Chuck lives in the Soundview neighborhood where he raised his daughter and son. Read his Community Green blog to step into his wonderful green world.
This essay was inspired by the Zulu Nation’s fortieth anniversary (1973-2013). Its founder Afrika Bambaataa developed and continues to promote a theory of Hip Hop in which the fifth of five elements is knowledge. Knowledge, says Bambaataa, is as important as the better known Bboying, MCing, Graffit, and DJing.
*The word Sankofa comes from the Akan language of Ghana that translates in English to “go back and get it.” Many groups of African descent use this word and symbol to describe the journey of drawing strength and wisdom from the past in order to move forward.

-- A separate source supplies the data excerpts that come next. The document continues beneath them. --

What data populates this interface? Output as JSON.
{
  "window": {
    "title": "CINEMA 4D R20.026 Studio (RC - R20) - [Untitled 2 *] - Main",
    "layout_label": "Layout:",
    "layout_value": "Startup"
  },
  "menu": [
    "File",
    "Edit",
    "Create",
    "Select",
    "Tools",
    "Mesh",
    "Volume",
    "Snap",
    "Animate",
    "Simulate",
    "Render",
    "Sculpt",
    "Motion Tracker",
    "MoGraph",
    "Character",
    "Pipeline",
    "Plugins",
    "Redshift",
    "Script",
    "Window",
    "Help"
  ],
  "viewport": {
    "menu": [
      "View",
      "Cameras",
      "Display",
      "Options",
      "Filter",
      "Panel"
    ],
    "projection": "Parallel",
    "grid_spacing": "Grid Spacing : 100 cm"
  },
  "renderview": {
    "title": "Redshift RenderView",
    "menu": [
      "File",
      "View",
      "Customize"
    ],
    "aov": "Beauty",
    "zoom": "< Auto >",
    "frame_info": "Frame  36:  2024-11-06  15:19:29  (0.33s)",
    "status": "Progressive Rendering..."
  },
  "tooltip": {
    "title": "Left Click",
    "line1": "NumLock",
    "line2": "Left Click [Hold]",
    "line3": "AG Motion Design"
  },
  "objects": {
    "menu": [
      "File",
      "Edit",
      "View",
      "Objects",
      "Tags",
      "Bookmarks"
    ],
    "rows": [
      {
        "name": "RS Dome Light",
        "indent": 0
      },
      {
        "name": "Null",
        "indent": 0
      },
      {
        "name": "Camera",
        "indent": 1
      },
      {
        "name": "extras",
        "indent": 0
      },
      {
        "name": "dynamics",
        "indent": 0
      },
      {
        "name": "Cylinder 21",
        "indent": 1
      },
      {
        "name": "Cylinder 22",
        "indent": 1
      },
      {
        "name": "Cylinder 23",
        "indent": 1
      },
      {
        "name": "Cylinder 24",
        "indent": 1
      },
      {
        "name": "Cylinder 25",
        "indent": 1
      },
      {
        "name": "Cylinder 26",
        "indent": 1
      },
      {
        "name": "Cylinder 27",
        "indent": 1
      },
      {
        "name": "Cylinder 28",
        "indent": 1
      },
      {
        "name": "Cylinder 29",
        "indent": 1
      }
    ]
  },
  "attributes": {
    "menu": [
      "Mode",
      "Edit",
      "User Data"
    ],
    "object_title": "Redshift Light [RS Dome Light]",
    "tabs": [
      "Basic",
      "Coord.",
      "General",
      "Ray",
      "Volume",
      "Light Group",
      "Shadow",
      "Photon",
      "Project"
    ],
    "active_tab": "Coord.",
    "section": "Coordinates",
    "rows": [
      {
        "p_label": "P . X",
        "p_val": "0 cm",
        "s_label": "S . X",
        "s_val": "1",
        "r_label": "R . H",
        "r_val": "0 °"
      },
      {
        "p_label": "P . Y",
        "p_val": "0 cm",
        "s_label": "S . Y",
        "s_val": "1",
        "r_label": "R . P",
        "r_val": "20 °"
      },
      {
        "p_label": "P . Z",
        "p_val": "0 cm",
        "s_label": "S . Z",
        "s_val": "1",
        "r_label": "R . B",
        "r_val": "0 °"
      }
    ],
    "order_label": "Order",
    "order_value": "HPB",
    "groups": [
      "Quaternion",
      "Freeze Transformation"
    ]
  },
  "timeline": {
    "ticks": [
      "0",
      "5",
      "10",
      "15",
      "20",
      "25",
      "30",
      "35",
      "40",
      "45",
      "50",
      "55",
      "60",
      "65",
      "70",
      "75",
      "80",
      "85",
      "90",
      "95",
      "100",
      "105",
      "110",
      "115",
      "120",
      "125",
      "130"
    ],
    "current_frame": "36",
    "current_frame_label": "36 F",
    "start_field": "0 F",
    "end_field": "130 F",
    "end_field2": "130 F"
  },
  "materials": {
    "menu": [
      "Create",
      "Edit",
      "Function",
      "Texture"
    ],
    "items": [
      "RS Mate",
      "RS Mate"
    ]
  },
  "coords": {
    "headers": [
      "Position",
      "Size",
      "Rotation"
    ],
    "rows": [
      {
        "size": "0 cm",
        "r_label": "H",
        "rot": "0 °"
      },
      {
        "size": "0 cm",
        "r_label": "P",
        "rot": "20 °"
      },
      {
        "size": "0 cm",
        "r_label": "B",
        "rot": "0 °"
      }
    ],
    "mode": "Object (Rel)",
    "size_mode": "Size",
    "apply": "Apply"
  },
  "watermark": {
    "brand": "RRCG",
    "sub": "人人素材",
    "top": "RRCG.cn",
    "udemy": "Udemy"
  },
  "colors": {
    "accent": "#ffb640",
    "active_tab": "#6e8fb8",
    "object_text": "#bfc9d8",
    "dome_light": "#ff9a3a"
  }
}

James Baldwin, dedicated Citizen and Novelist/Playwright/Cultural Critic provides the guiding philosophy of Bronx River Sankofa:
“History does not refer merely or even principally to the past.
On the contrary, the great force of history comes from the fact that we carry it within us, that we are unconsciously controlled by it,
and that history is literally present in everything we do.”